Diagram-as-Code: Mermaid and Its Ecosystem

In 2014, Swedish developer Knut Sveidqvist faced a disaster: his carefully crafted Visio flowchart file was corrupted and wouldn’t open. In desperation, watching his daughter enjoy Disney’s The Little Mermaid, he had an epiphany: what if diagrams could be described in text, managed like code?

That chance idea birthed Mermaid—a tool that describes diagrams in text and auto-generates SVG. Today it boasts 85,000 GitHub stars, natively supported by GitHub, and secured a $7.5M seed round.

The Diagram-as-Code Paradigm

“Diagram-as-Code” is simple: use declarative text to describe diagram structure, let layout engines calculate positions, and output vector graphics.

This paradigm brings three revolutionary advantages:

  1. Version-controllable: Diagrams stored as text can be committed to Git like code, tracking complete change history
  2. Diffable: Text allows precise comparison between versions, unlike graphical files where differences require visual inspection
  3. AI-generatable: LLMs understand text better than pixels, making it possible to directly generate diagram code
mermaid
flowchart TD
  A[Text Description] --> B[Layout Engine]
  B --> C[SVG Output]
  A --> D[Version Control]
  A --> E[AI Generation]
  C --> F[Embed in Docs]
  D --> F
  E --> A

Three Decades of Evolution

The diagram-as-code concept dates back to 1991 at AT&T Bell Labs.

Graphviz: The Grandfather

In 1991, AT&T Bell Labs developed Graphviz, defining the DOT language and providing six layout engines:

  • dot: Hierarchical layout for directed graphs
  • neato: Spring-model based layout
  • fdp: Force-directed layout
  • sfdp: Scalable force-directed for large graphs
  • circo: Circular layout
  • twopi: Radial layout

Graphviz remains the first choice for academic research in complex network visualization—the “grandfather” of diagram-as-code.
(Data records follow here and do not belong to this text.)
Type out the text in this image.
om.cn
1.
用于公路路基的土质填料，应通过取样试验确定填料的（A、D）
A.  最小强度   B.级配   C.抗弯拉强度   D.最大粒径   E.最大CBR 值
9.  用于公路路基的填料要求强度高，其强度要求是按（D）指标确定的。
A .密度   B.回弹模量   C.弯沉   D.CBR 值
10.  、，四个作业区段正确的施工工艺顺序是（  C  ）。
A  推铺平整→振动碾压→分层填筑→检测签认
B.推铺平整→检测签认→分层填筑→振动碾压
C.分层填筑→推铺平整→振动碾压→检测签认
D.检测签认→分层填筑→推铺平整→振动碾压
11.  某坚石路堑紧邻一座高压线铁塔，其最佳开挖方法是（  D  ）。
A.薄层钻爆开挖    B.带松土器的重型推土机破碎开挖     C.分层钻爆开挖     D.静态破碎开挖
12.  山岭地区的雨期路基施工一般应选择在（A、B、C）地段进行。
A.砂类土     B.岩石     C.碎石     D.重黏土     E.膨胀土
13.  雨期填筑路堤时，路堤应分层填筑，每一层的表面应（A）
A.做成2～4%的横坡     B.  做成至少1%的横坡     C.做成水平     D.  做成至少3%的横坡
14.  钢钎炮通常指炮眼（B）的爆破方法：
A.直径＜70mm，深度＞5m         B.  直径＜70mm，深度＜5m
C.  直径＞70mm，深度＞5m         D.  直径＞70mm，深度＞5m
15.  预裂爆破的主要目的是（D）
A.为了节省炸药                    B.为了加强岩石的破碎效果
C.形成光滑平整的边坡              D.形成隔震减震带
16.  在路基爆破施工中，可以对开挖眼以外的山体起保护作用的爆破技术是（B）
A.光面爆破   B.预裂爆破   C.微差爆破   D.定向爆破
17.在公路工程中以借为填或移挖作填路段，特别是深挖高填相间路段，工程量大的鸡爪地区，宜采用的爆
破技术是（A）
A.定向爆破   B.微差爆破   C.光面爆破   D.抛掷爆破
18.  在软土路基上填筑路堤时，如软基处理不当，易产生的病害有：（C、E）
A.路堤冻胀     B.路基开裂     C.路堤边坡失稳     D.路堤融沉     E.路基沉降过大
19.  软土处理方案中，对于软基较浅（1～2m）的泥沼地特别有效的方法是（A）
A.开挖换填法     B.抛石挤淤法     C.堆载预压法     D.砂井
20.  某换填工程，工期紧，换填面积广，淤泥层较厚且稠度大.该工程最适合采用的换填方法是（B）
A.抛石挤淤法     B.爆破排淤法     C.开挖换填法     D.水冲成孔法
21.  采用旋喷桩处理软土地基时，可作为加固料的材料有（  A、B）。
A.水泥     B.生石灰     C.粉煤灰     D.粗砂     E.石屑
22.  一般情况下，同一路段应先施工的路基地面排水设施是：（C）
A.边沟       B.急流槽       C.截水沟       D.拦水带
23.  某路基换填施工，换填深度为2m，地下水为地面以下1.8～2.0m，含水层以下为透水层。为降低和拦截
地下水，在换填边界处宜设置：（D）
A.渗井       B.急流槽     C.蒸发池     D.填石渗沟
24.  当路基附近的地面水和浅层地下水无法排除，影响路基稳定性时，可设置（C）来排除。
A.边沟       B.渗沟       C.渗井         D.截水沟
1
PlantUML: The UML Specialist

Launched in 2009, PlantUML focuses on UML diagrams. Implemented in Java, it still uses Graphviz’s layout engine underneath. PlantUML’s strength lies in complete UML standard support—from class diagrams to sequence diagrams, use case diagrams, everything.

Mermaid: The Young Disruptor

Mermaid’s difference lies in not depending on any external layout engine. Instead, it implements its own lightweight layout algorithm based on the dagre library. This allows Mermaid to run directly in browsers without Java environments or backend rendering services.

More importantly, Mermaid supports 15+ diagram types—from flowcharts, sequence diagrams, class diagrams, to Gantt charts, ER diagrams, mind maps—covering almost all technical documentation needs.

In 2022, GitHub announced native Mermaid support—a watershed moment for diagram-as-code. Developers no longer need extra configuration to render diagrams in READMEs, Issues, and Wikis.

D2: The Modern DSL

D2 is a newcomer, using the TALA layout engine instead of dagre, performing better in architecture diagram scenarios. D2’s feature is first-class C4 architecture model support, making system architecture diagrams exceptionally simple to create.

Ecosystem Comparison

Each tool has its strengths; choose based on your scenario:

ToolEraFocusLayout EngineStandout
Graphviz1991Academic Research6 enginesOldest, most powerful
PlantUML2009UML SpecialistGraphvizComplete UML support
Mermaid2014General PurposedagreBrowser-based, GitHub native
D2ModernArchitectureTALAC4 model, modern syntax

Beyond these “text-only” tools, some graphical tools deserve mention:

  • Excalidraw: Hand-drawn style whiteboard, supports collaboration, perfect for brainstorming
  • Draw.io (diagrams.net): Professional diagramming tool with precise controls, ideal for formal documentation

These graphical tools can also export to Mermaid or Graphviz formats, bridging to the diagram-as-code ecosystem.

The Future Is Here

From the despair of losing a Visio file to 85,000 GitHub stars, Mermaid’s decade proves a truth: great technical paradigms often stem from solving a real, specific problem.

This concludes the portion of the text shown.